Gönderen: 30 kasim 2019 Saat 00:16 | Kayıtlı IP
|
|
|
Luzumsuz ayrıntılar yüzünden dinin zorlaştırıldığı ve dünyaya kapılarını kapattığı acı bir gerçektir. Her toplumun kendine göre farklı yorumlayıp uyguladığı bir dinin , evrenselliğide tartışma konusu haline gelmektedir.
Dinimizin yapı taşları ve temel unsurları konusunda hemfikir olup , ayrıntı dediğimiz unsurları , kişilerin samimiyetlerine bırakmak suretiyle , birçok problemi kısa zaman içersinde çözmemiz mümkün olacaktır . Böylelikle aklına her gelen soruyu , cevaplandıracak birilerini arama ihtiyacı ortadan kalkacaktır.
Kayıp kur’an yazı dizisinde islam dininin temel unsurlarına değinilmiş , ayrıntı dediğimiz konular , kişilerin maneviyatlarına bırakılmıştır. Ayrıntı olarak nitelendirdiğimiz konularda gerekirse , güvenilir uzman kimselerin görüşlerinden faydalanıp istişare etmekte fayda vardır.
Bu surette dinde akıl ve samimiyetle ilerlemenin benimsenmesi , başkalarına muhtaç olmadan gerçek inanç sisteminin, yaşam tarzı haline getirilmesi kaçınılmazdır. Artık gerçek kuran ı tanımanın , asırlar sonra zamanı gelmiş ve bu konudaki sorumluluk hepimizin üzerine eşit olarak yüklenmiştir.
Kur’an ın indirildiği günden bu yana toplum olarak , net bir bakış açısının keşfedilememesi , kuran ı peygamberin döneminde bırakmıştır. Böylelikle inançtaki dağınıklık bir çığ gibi büyüyerek , çoğunluğun ürkek gözlerle baktığı , diğer çoğunluğunda saptırdığı korkunç bir noktaya gelinmiştir.

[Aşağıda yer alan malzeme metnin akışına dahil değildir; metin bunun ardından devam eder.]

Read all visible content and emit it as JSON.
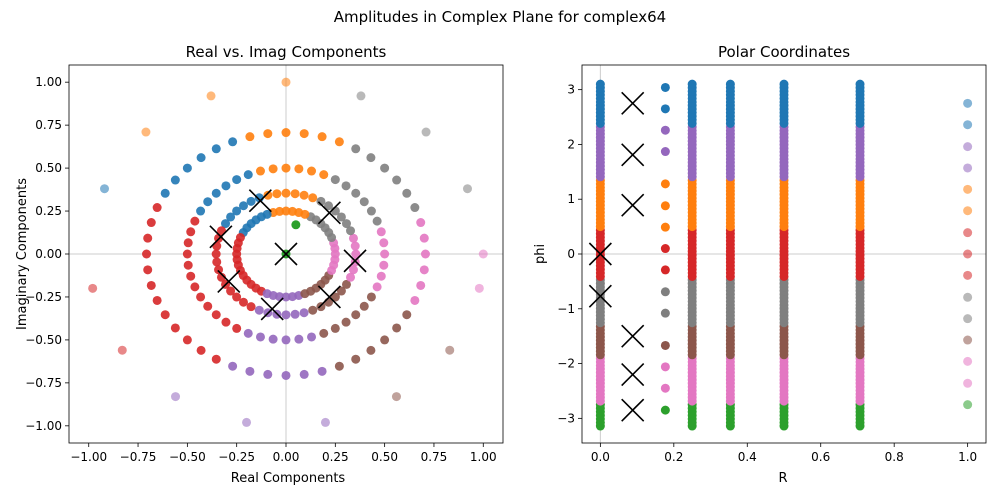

Çarpık inanç odakları yüzünden toplumsallıktan bireyselliğe , bireysellikten gizliliğe , gizlilikten de yok olmaya yüz tutmuş inançları, kendi içimizde tamir etmemiz hepimizin vazifesidir. Böylelikle belli aşamalar kaydederek , içimizde sönmüş olan inanç ateşini alevlendirip , yüce yaradanın bizlerden beklediği yaşam tarzını zaman içersinde bulabilir ve kademeler halinde, gizlilikten bireyselliğe , oradan da toplumsallığa ulaşan gerçek islamı yaşama potansiyeline sahip olabiliriz.
Tarikat ve cemeatlerin içinde , bahsetmiş olduğumuz aynı zamanda karşı olduğumuz , sistemin işlemekte olduğu görüntüsü tamemen aldatmaca ve bir illüzyon dan ibarettir. Yazımızın tümü incelendiğinde , gruplaşarak büyümenin zararları ve Rabbimizin bu durumu ne şekilde değerlendirdiği çok açıktır.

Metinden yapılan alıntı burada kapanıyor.